Outcome-Oriented Predictive Process Monitoring: Review and Benchmark (1707.06766v4)

Published 21 Jul 2017 in cs.AI

Abstract: Predictive business process monitoring refers to the act of making predictions about the future state of ongoing cases of a business process, based on their incomplete execution traces and logs of historical (completed) traces. Motivated by the increasingly pervasive availability of fine-grained event data about business process executions, the problem of predictive process monitoring has received substantial attention in the past years. In particular, a considerable number of methods have been put forward to address the problem of outcome-oriented predictive process monitoring, which refers to classifying each ongoing case of a process according to a given set of possible categorical outcomes - e.g., Will the customer complain or not? Will an order be delivered, canceled or withdrawn? Unfortunately, different authors have used different datasets, experimental settings, evaluation measures and baselines to assess their proposals, resulting in poor comparability and an unclear picture of the relative merits and applicability of different methods. To address this gap, this article presents a systematic review and taxonomy of outcome-oriented predictive process monitoring methods, and a comparative experimental evaluation of eleven representative methods using a benchmark covering 24 predictive process monitoring tasks based on nine real-life event logs.

Authors (4)

Irene Teinemaa (12 papers)
Marlon Dumas (61 papers)
Marcello La Rosa (28 papers)
Fabrizio Maria Maggi (30 papers)

Citations (171)

View on Semantic Scholar

Summary

The paper introduces a taxonomy for outcome-oriented predictive process monitoring methods based on trace bucketing and sequence encoding.
Benchmark results indicate XGBoost and Random Forest achieve high accuracy, and aggregation-based encoding balances information and simplicity.
The study offers a valuable resource and framework for understanding and applying predictive process monitoring techniques in practice.

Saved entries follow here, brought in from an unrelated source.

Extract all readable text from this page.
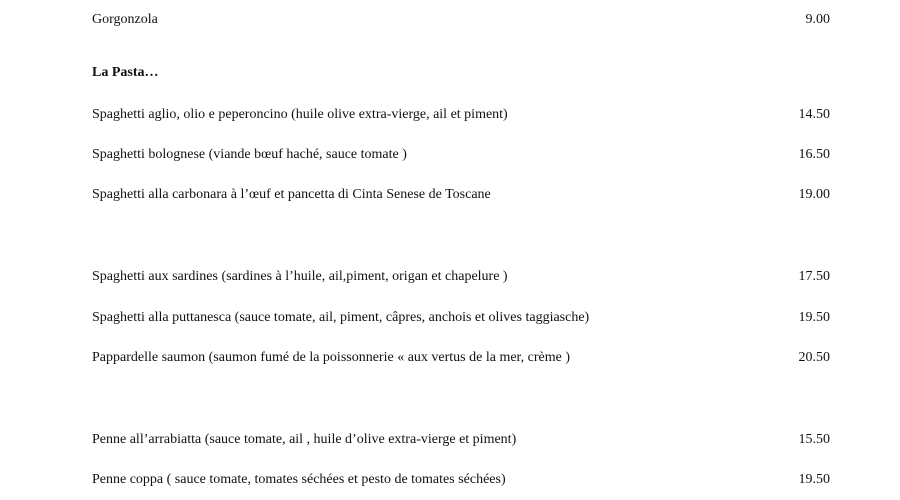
Gorgonzola	9.00
La Pasta…
Spaghetti aglio, olio e peperoncino (huile olive extra-vierge, ail et piment)	14.50
Spaghetti bolognese (viande bœuf haché, sauce tomate )	16.50
Spaghetti alla carbonara à l’œuf et pancetta di Cinta Senese de Toscane	19.00
Spaghetti aux sardines (sardines à l’huile, ail,piment, origan et chapelure )	17.50
Spaghetti alla puttanesca (sauce tomate, ail, piment, câpres, anchois et olives taggiasche)	19.50
Pappardelle saumon (saumon fumé de la poissonnerie « aux vertus de la mer, crème )	20.50
Penne all’arrabiatta (sauce tomate, ail , huile d’olive extra-vierge et piment)	15.50
Penne coppa ( sauce tomate, tomates séchées et pesto de tomates séchées)	19.50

A Review and Benchmark of Outcome-Oriented Predictive Process Monitoring

This paper by Teinemaa et al. explores the domain of outcome-oriented predictive process monitoring, presenting a systematic review and a benchmark of eleven methods using real-life event logs from business processes. Predictive process monitoring has garnered significant attention due to its capacity to anticipate the future states of ongoing processes using historical execution data. The authors focus on outcome prediction, addressing the limitations of previous studies that used disparate datasets, experimental settings, and evaluation metrics, hindering method comparison.

Methods and Taxonomy

The authors lay down a comprehensive taxonomy distinguishing existing methods based on two facets: trace bucketing and sequence encoding. Given the diverse nature of business process execution data (traces), effective prediction requires defining coherent mechanisms to organize (bucket) traces and transform (encode) sequence data into suitable formats for prediction. The taxonomy presents combinations of these perspectives, including single bucket and KNN bucketing, which utilize aggregation for control flow encoding, and more sophisticated methods such as clustering and state-based bucketing.

Trace Bucketing: Methods vary from single bucket approaches—offering simplicity by using one classifier throughout—to clustering-based bucketing that involves grouping trace prefixes based on execution similarity. State-based bucketing leverages process models to define decision points for predictions.
Sequence Encoding: Encodings transform sequence data attributes into feature vectors, focusing on aspects like last state and aggregation techniques, which condense trace information across time. A lossless encoding is achieved by index-based methods, though they offer less flexibility across varying trace lengths.

Benchmarking and Results

Benchmarking was conducted across nine event logs, covering 24 predictive tasks. Methods were evaluated based on prediction accuracy (mainly AUC), earliness of prediction, and computational efficiency (offline and online processing time). Results revealed XGBoost and Random Forest as top-performing classifiers in accuracy across different datasets, highlighting their ability to capture complex patterns in business process data. In terms of sequence encoding, aggregation-based methods generally offer a meaningful balance between information retention and model simplicity. Interestingly, the paper points out that multiclassifier approaches (cluster or state-based bucketing) often require careful attention to bucket composition to ensure comprehensive training data availability.

Computational Considerations

The paper extends its insight into computational efficiency, presenting gap-based filtering and categorical domain filtering as strategic ways to control execution times without significantly affecting prediction accuracy. Such techniques help balance the intricacies of predictive monitoring where operational demands necessitate responsiveness.

Implications and Directions

This paper provides key implications for predictive process monitoring, serving as a resource for understanding and comparing methods for practical application in business process management. The findings encourage considering aggregation encoding over lossless methods for enhanced prediction reliability across heterogeneous datasets. Moreover, the taxonomy lays groundwork for speculating advancements involving deep learning (e.g., LSTM networks) in managing sequence data.

The open-source framework developed as part of this research creates opportunities for researchers to further explore, extend, and adapt AI strategies in predictive monitoring, making the pursuit of real-time process insights more accessible. Overall, as predictive monitoring evolves, this paper serves as a significant step toward structured understanding and application of outcome-oriented predictive techniques in AI.